East L.A. (left) took on a different look when high school students in an urban planning workshop at UCLA mapped their neighborhood, showing their school, a nearby park, gang hangouts and a roaring freeway ramp.
Drug dealers, fast-food chains and roaring freeway traffic were all part of the picture when 200 high school students visiting UCLA from East Los Angeles Renaissance Academy in Boyle Heights were handed markers and poster paper to map their neighborhood.
 
The exercise was part of the Urban Planning Youth Empowerment Conference hosted Friday, April 12, by the UCLA Luskin School of Public Affairs. The first of its kind, the event was organized by a Luskin graduate student group after second-year urban planning graduate student Osvaldo Garcia learned about the academy, one of only three high school programs in the nation with a focus on urban planning.
 
"I didn’t even know about [urban] planning until about two months before applying to [UCLA’s] program," admitted Garcia, a member of the student group, Planners of Color for Social Equity, and a leader of one of the morning's map-making sessions. The conference gave high school students a real-world look at the profession of urban planning and the opportunities it offers to make a difference in the world.
 
Students in graduate student Hector Gutierrez's class anchor their map with busy Cesar Chavez Highway, located a block from their school.
Heading up another mapping session was second-year graduate student Hector Gutierrez, who studies community and economic development.
 
"What do you see?" Gutierrez asked the teens as they worked in teams on their maps. "What do you hear? What do you feel when you walk your community?"
 
"I see McDonald’s," one girl announced to her team. "I’m going to draw a big old ‘M.’" Classmates added a picture of their school, a Jack in the Box, a liquor store and an alleyway with a stick figure of someone "smoking weed," along with a dead body, the victim of a crime. One student drew an overhead freeway ramp that leads to the massive 710 Long Beach Freeway. "I live next to it," he said. A classmate added a homeless man living under the ramp.
 
Next, Gutierrez invited the students to take a look at all of the maps that had been drawn, noting similarities and differences and adding things that were missing. One girl observed of another team’s depiction, "They need cholos." She drew an angry-faced gang member in front of a store.
 
Urban planners, said Gutierrez, are always asking themselves, "How can we build a better urban environment for the people we serve?"

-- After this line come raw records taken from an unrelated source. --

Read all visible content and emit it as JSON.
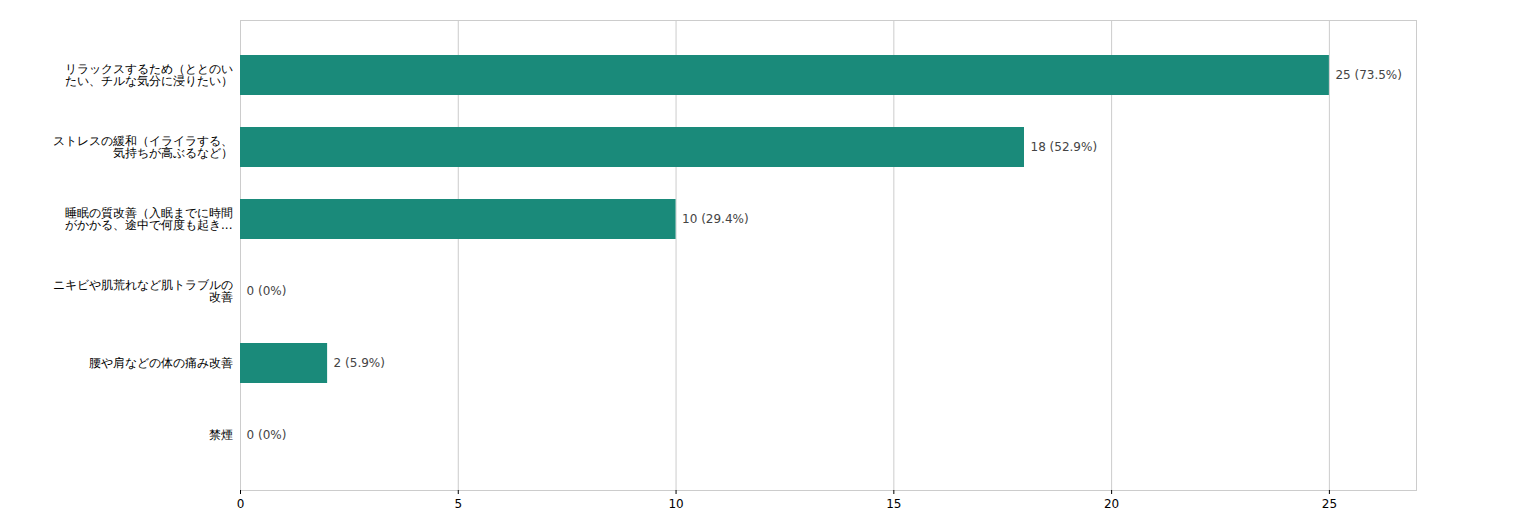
{
  "chart_data": {
    "type": "bar",
    "orientation": "horizontal",
    "categories": [
      "禁煙",
      "腰や肩などの体の痛み改善",
      "ニキビや肌荒れなど肌トラブルの\n改善",
      "睡眠の質改善（入眠までに時間\nがかかる、途中で何度も起き...",
      "ストレスの緩和（イライラする、\n気持ちが高ぶるなど）",
      "リラックスするため（ととのい\nたい、チルな気分に浸りたい）"
    ],
    "values": [
      0,
      2,
      0,
      10,
      18,
      25
    ],
    "value_labels": [
      "0 (0%)",
      "2 (5.9%)",
      "0 (0%)",
      "10 (29.4%)",
      "18 (52.9%)",
      "25 (73.5%)"
    ],
    "data_labels": true,
    "color": "#1a8a7a",
    "xlim": [
      0,
      27
    ],
    "xticks": [
      0,
      5,
      10,
      15,
      20,
      25
    ],
    "grid": true
  }
}
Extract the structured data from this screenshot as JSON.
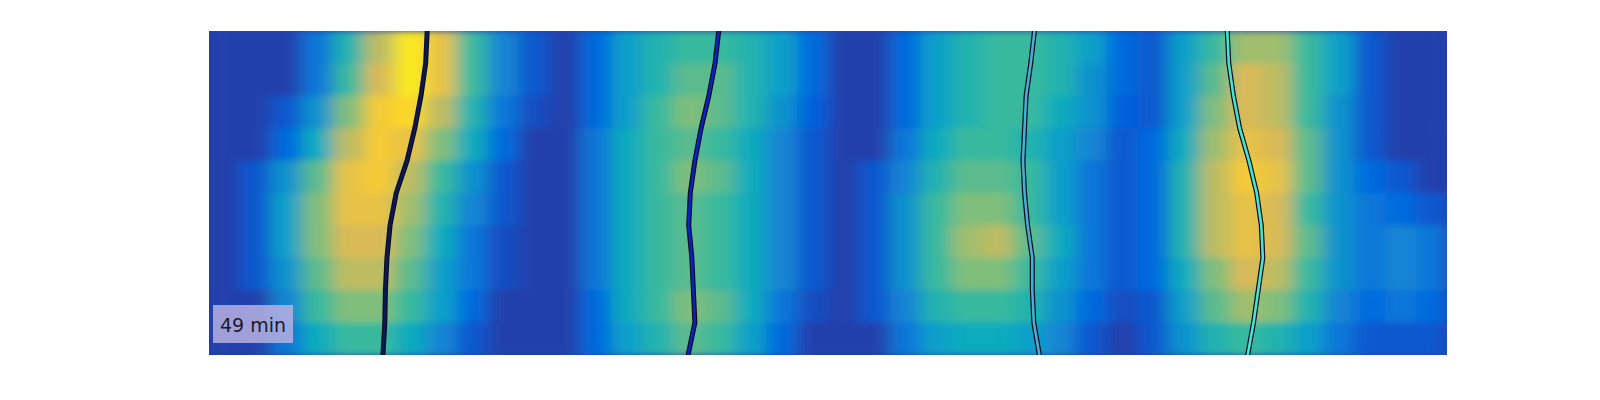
{
  "chart_data": {
    "type": "heatmap",
    "annotation": "49 min",
    "tick_labels": false,
    "xlim": [
      0,
      40
    ],
    "ylim": [
      0,
      100
    ],
    "clim": [
      0,
      1
    ],
    "cells": [
      [
        0.05,
        0.05,
        0.05,
        0.2,
        0.45,
        0.7,
        0.95,
        0.8,
        0.5,
        0.25,
        0.1,
        0.05,
        0.15,
        0.35,
        0.45,
        0.5,
        0.5,
        0.45,
        0.35,
        0.15,
        0.05,
        0.05,
        0.15,
        0.35,
        0.45,
        0.5,
        0.5,
        0.45,
        0.35,
        0.15,
        0.1,
        0.35,
        0.5,
        0.65,
        0.65,
        0.5,
        0.35,
        0.1,
        0.05,
        0.05
      ],
      [
        0.05,
        0.05,
        0.05,
        0.2,
        0.5,
        0.75,
        0.95,
        0.8,
        0.5,
        0.25,
        0.1,
        0.05,
        0.15,
        0.35,
        0.45,
        0.55,
        0.55,
        0.45,
        0.35,
        0.15,
        0.05,
        0.05,
        0.15,
        0.35,
        0.45,
        0.5,
        0.5,
        0.45,
        0.3,
        0.15,
        0.1,
        0.35,
        0.55,
        0.75,
        0.7,
        0.5,
        0.35,
        0.1,
        0.05,
        0.05
      ],
      [
        0.05,
        0.05,
        0.1,
        0.3,
        0.6,
        0.85,
        0.9,
        0.7,
        0.45,
        0.2,
        0.08,
        0.05,
        0.15,
        0.35,
        0.5,
        0.6,
        0.55,
        0.45,
        0.3,
        0.12,
        0.05,
        0.05,
        0.15,
        0.35,
        0.45,
        0.5,
        0.5,
        0.4,
        0.3,
        0.12,
        0.1,
        0.35,
        0.6,
        0.75,
        0.7,
        0.5,
        0.3,
        0.1,
        0.05,
        0.05
      ],
      [
        0.05,
        0.05,
        0.15,
        0.4,
        0.7,
        0.85,
        0.8,
        0.6,
        0.4,
        0.15,
        0.05,
        0.05,
        0.2,
        0.4,
        0.5,
        0.55,
        0.5,
        0.4,
        0.25,
        0.1,
        0.05,
        0.05,
        0.2,
        0.4,
        0.5,
        0.5,
        0.45,
        0.35,
        0.25,
        0.1,
        0.15,
        0.4,
        0.65,
        0.8,
        0.75,
        0.55,
        0.3,
        0.1,
        0.05,
        0.05
      ],
      [
        0.05,
        0.1,
        0.3,
        0.55,
        0.8,
        0.85,
        0.7,
        0.5,
        0.3,
        0.1,
        0.05,
        0.05,
        0.2,
        0.4,
        0.5,
        0.6,
        0.55,
        0.4,
        0.25,
        0.1,
        0.05,
        0.1,
        0.25,
        0.45,
        0.55,
        0.55,
        0.5,
        0.35,
        0.2,
        0.1,
        0.15,
        0.45,
        0.7,
        0.85,
        0.8,
        0.55,
        0.3,
        0.15,
        0.1,
        0.05
      ],
      [
        0.05,
        0.1,
        0.35,
        0.6,
        0.8,
        0.8,
        0.65,
        0.45,
        0.25,
        0.1,
        0.05,
        0.05,
        0.2,
        0.4,
        0.5,
        0.55,
        0.5,
        0.4,
        0.25,
        0.1,
        0.05,
        0.1,
        0.3,
        0.5,
        0.6,
        0.6,
        0.5,
        0.35,
        0.2,
        0.1,
        0.15,
        0.45,
        0.7,
        0.8,
        0.75,
        0.5,
        0.3,
        0.2,
        0.15,
        0.1
      ],
      [
        0.05,
        0.1,
        0.35,
        0.6,
        0.75,
        0.75,
        0.6,
        0.4,
        0.2,
        0.08,
        0.05,
        0.05,
        0.2,
        0.4,
        0.5,
        0.55,
        0.5,
        0.4,
        0.25,
        0.1,
        0.05,
        0.1,
        0.3,
        0.5,
        0.65,
        0.7,
        0.55,
        0.4,
        0.2,
        0.1,
        0.15,
        0.45,
        0.7,
        0.8,
        0.75,
        0.55,
        0.3,
        0.2,
        0.25,
        0.2
      ],
      [
        0.05,
        0.1,
        0.3,
        0.55,
        0.7,
        0.7,
        0.55,
        0.35,
        0.2,
        0.08,
        0.05,
        0.05,
        0.2,
        0.4,
        0.5,
        0.55,
        0.5,
        0.4,
        0.25,
        0.1,
        0.05,
        0.1,
        0.3,
        0.5,
        0.6,
        0.6,
        0.5,
        0.35,
        0.2,
        0.1,
        0.15,
        0.4,
        0.6,
        0.75,
        0.7,
        0.5,
        0.3,
        0.2,
        0.25,
        0.2
      ],
      [
        0.05,
        0.05,
        0.25,
        0.5,
        0.6,
        0.6,
        0.5,
        0.35,
        0.15,
        0.05,
        0.05,
        0.05,
        0.15,
        0.4,
        0.5,
        0.6,
        0.55,
        0.4,
        0.2,
        0.08,
        0.05,
        0.1,
        0.25,
        0.45,
        0.5,
        0.5,
        0.45,
        0.3,
        0.15,
        0.08,
        0.1,
        0.35,
        0.55,
        0.65,
        0.6,
        0.45,
        0.25,
        0.15,
        0.2,
        0.15
      ],
      [
        0.05,
        0.05,
        0.2,
        0.4,
        0.5,
        0.5,
        0.4,
        0.25,
        0.1,
        0.05,
        0.05,
        0.05,
        0.15,
        0.35,
        0.45,
        0.55,
        0.5,
        0.35,
        0.15,
        0.05,
        0.05,
        0.05,
        0.2,
        0.35,
        0.4,
        0.4,
        0.35,
        0.25,
        0.1,
        0.05,
        0.1,
        0.3,
        0.45,
        0.5,
        0.45,
        0.35,
        0.2,
        0.1,
        0.1,
        0.1
      ]
    ],
    "series": [
      {
        "type": "line",
        "color": "#0d1a52",
        "x": [
          7.05,
          7.0,
          6.85,
          6.65,
          6.4,
          6.05,
          5.85,
          5.75,
          5.7,
          5.68,
          5.62
        ],
        "values": [
          0,
          10,
          20,
          30,
          40,
          50,
          60,
          70,
          80,
          90,
          100
        ]
      },
      {
        "type": "line",
        "color": "#0b22c4",
        "x": [
          16.47,
          16.35,
          16.15,
          15.9,
          15.7,
          15.55,
          15.5,
          15.6,
          15.65,
          15.7,
          15.48
        ],
        "values": [
          0,
          10,
          20,
          30,
          40,
          50,
          60,
          70,
          80,
          90,
          100
        ]
      },
      {
        "type": "line",
        "color": "#4aaed0",
        "x": [
          26.67,
          26.55,
          26.4,
          26.35,
          26.3,
          26.35,
          26.45,
          26.6,
          26.6,
          26.65,
          26.83
        ],
        "values": [
          0,
          10,
          20,
          30,
          40,
          50,
          60,
          70,
          80,
          90,
          100
        ]
      },
      {
        "type": "line",
        "color": "#45e6cf",
        "x": [
          32.9,
          32.95,
          33.1,
          33.3,
          33.6,
          33.85,
          34.0,
          34.05,
          33.9,
          33.75,
          33.56
        ],
        "values": [
          0,
          10,
          20,
          30,
          40,
          50,
          60,
          70,
          80,
          90,
          100
        ]
      }
    ]
  }
}
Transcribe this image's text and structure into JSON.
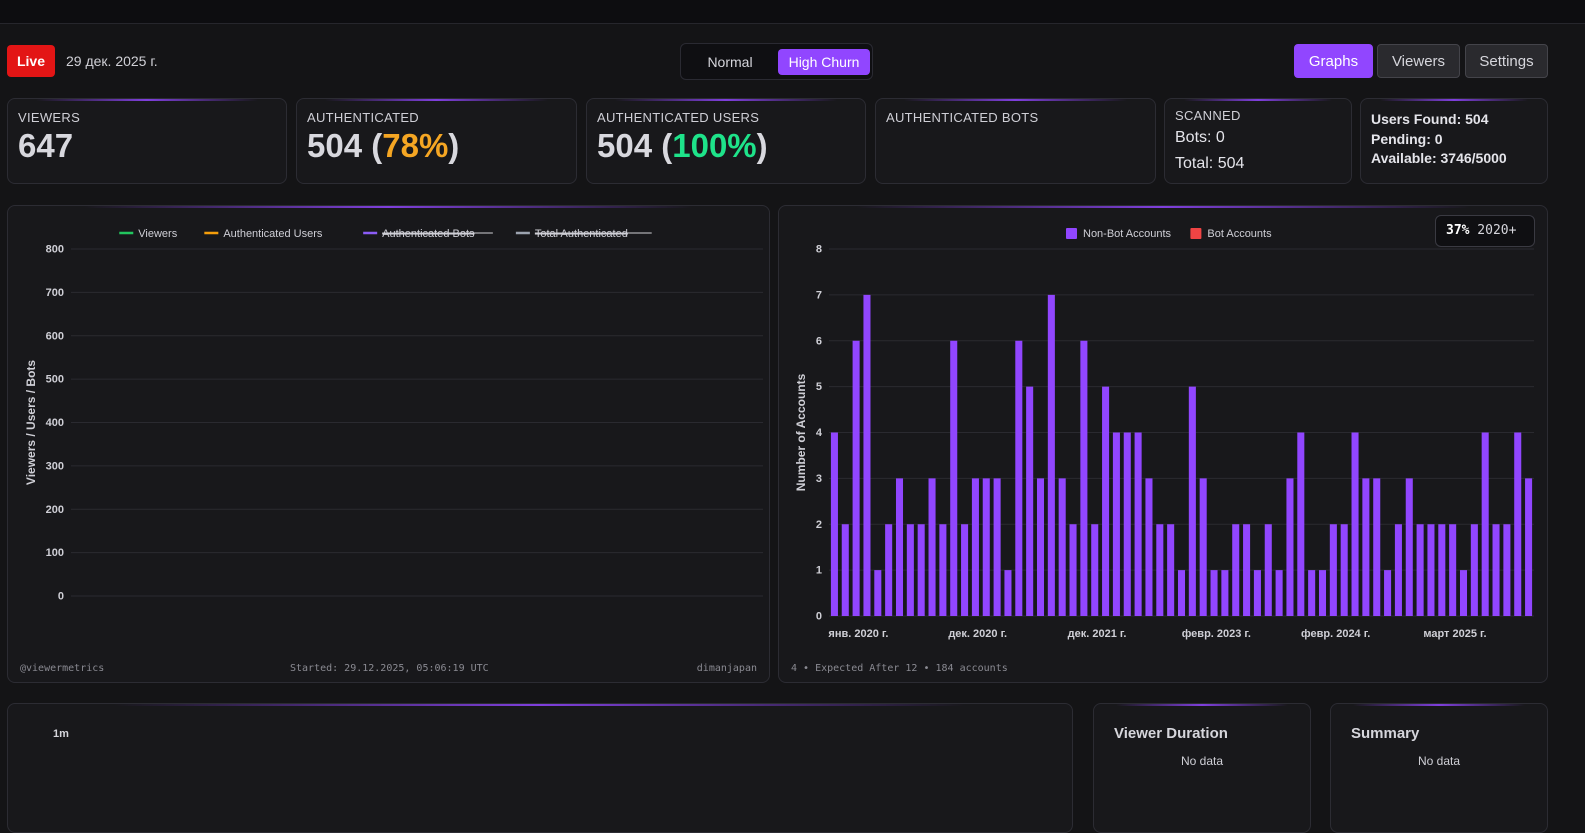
{
  "header": {
    "live_label": "Live",
    "date": "29 дек. 2025 г.",
    "modes": {
      "normal": "Normal",
      "high_churn": "High Churn"
    },
    "nav": {
      "graphs": "Graphs",
      "viewers": "Viewers",
      "settings": "Settings"
    }
  },
  "stats": {
    "viewers": {
      "label": "VIEWERS",
      "value": "647"
    },
    "authenticated": {
      "label": "AUTHENTICATED",
      "value": "504",
      "open": " (",
      "pct": "78%",
      "close": ")"
    },
    "authenticated_users": {
      "label": "AUTHENTICATED USERS",
      "value": "504",
      "open": " (",
      "pct": "100%",
      "close": ")"
    },
    "authenticated_bots": {
      "label": "AUTHENTICATED BOTS"
    },
    "scanned": {
      "label": "SCANNED",
      "bots": "Bots: 0",
      "total": "Total: 504"
    },
    "info": {
      "users_found": "Users Found: 504",
      "pending": "Pending: 0",
      "available": "Available: 3746/5000"
    }
  },
  "colors": {
    "accent": "#9146ff",
    "live": "#e31515",
    "orange": "#f5a623",
    "green": "#1ee38a",
    "bot_red": "#ef4444"
  },
  "chart_data": [
    {
      "type": "line",
      "ylabel": "Viewers / Users / Bots",
      "ylim": [
        0,
        800
      ],
      "yticks": [
        "800",
        "700",
        "600",
        "500",
        "400",
        "300",
        "200",
        "100",
        "0"
      ],
      "legend": [
        {
          "name": "Viewers",
          "color": "#22c55e",
          "hidden": false
        },
        {
          "name": "Authenticated Users",
          "color": "#f59e0b",
          "hidden": false
        },
        {
          "name": "Authenticated Bots",
          "color": "#8b5cf6",
          "hidden": true
        },
        {
          "name": "Total Authenticated",
          "color": "#9ca3af",
          "hidden": true
        }
      ],
      "series": [],
      "footer": {
        "left": "@viewermetrics",
        "center": "Started: 29.12.2025, 05:06:19 UTC",
        "right": "dimanjapan"
      }
    },
    {
      "type": "bar",
      "ylabel": "Number of Accounts",
      "ylim": [
        0,
        8
      ],
      "yticks": [
        "8",
        "7",
        "6",
        "5",
        "4",
        "3",
        "2",
        "1",
        "0"
      ],
      "legend": [
        {
          "name": "Non-Bot Accounts",
          "color": "#9146ff"
        },
        {
          "name": "Bot Accounts",
          "color": "#ef4444"
        }
      ],
      "xlabels": [
        "янв. 2020 г.",
        "дек. 2020 г.",
        "дек. 2021 г.",
        "февр. 2023 г.",
        "февр. 2024 г.",
        "март 2025 г."
      ],
      "xlabel_indices": [
        0,
        11,
        22,
        33,
        44,
        55
      ],
      "series": [
        {
          "name": "Non-Bot Accounts",
          "values": [
            4,
            2,
            6,
            7,
            1,
            2,
            3,
            2,
            2,
            3,
            2,
            6,
            2,
            3,
            3,
            3,
            1,
            6,
            5,
            3,
            7,
            3,
            2,
            6,
            2,
            5,
            4,
            4,
            4,
            3,
            2,
            2,
            1,
            5,
            3,
            1,
            1,
            2,
            2,
            1,
            2,
            1,
            3,
            4,
            1,
            1,
            2,
            2,
            4,
            3,
            3,
            1,
            2,
            3,
            2,
            2,
            2,
            2,
            1,
            2,
            4,
            2,
            2,
            4,
            3
          ]
        },
        {
          "name": "Bot Accounts",
          "values": [
            0,
            0,
            0,
            0,
            0,
            0,
            0,
            0,
            0,
            0,
            0,
            0,
            0,
            0,
            0,
            0,
            0,
            0,
            0,
            0,
            0,
            0,
            0,
            0,
            0,
            0,
            0,
            0,
            0,
            0,
            0,
            0,
            0,
            0,
            0,
            0,
            0,
            0,
            0,
            0,
            0,
            0,
            0,
            0,
            0,
            0,
            0,
            0,
            0,
            0,
            0,
            0,
            0,
            0,
            0,
            0,
            0,
            0,
            0,
            0,
            0,
            0,
            0,
            0,
            0
          ]
        }
      ],
      "badge": {
        "pct": "37%",
        "label": " 2020+"
      },
      "footer": {
        "left": "4 • Expected After 12 • 184 accounts"
      }
    }
  ],
  "bottom": {
    "timeline_label": "1m",
    "duration": {
      "title": "Viewer Duration",
      "empty": "No data"
    },
    "summary": {
      "title": "Summary",
      "empty": "No data"
    }
  }
}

Gutierrez and his fellow instructors expanded upon the students’ hand-drawn maps by introducing them to computer-generated maps that incorporated demographic data such as crime and income levels.
 
One map showed in various shades of green the rate of violent crime in the vicinity of their school. Gutierrez asked, "Who knows what’s meant by ‘violent crime?’"
 
The answers came easily: Murder. Rape. Abuse. Fights.
 
"The darker the green [on the map], the more the crime," Gutierrez explained, pointing to the solid dark-green block around their school.
 
"Oh, snap!" one boy responded. "Damn!" said another.
 
"How does this make you feel?" Gutierrez inquired.
 
"Not safe," someone said. "Sad," said someone else. 
 
Students were introduced to demographic maps that show that the violent crime rate in their neighborhood is among the highest in the city.
A black-and-orange map indicated the median household income in communities. "Boyle Heights has a median income of $36,000. The median income of Los Angeles is $56,000," Gutierrez said. "Do you think a family can live on $36,000?" he asked, prompting a discussion on poverty and its causes, from drug addiction to a lack of jobs.
 
This workshop was also about coming up with solutions, Gutierrez said. "As urban planners, we ask ourselves, ‘How can we build a better urban environment for the people we serve? What would you do to improve your community?’"
 
His students suggested building more medical clinics, installing more security cameras and adding more parks and sports facilities to keep kids out of gangs.
 
Students in Garcia’s workshop suggested bringing in more public transportation to encourage business development, along with more bike and carpool lanes to "keep it green." More parks, swimming pool and libraries would help, they suggested. And a homeless shelter. "There are too many homeless people," one student explained. "Maybe we can build a homeless shelter with a hospital and rehab center together – there are a lot of crack addicts."
 
Jesus Palalia, a ninth grader, drew an overhead freeway ramp that runs right near his home.
"That’s planning," said Garcia.
 
Despite their numerous concerns, many of the students also expressed pride in their community coupled with a desire to make positive changes.
 
"Do not be afraid to speak up; speak your mind," said Gutierrez, who encouraged them to become involved with community organizing and familiarize themselves with their city councilmember and other leaders.
 
Most importantly, "All of you should be going to college," said Gutierrez, who found his way to UCLA after growing up in California’s Central Valley, where he witnessed the struggles of hardworking agricultural laborers. "You guys are some of the most intelligent people out there. You can do whatever you want."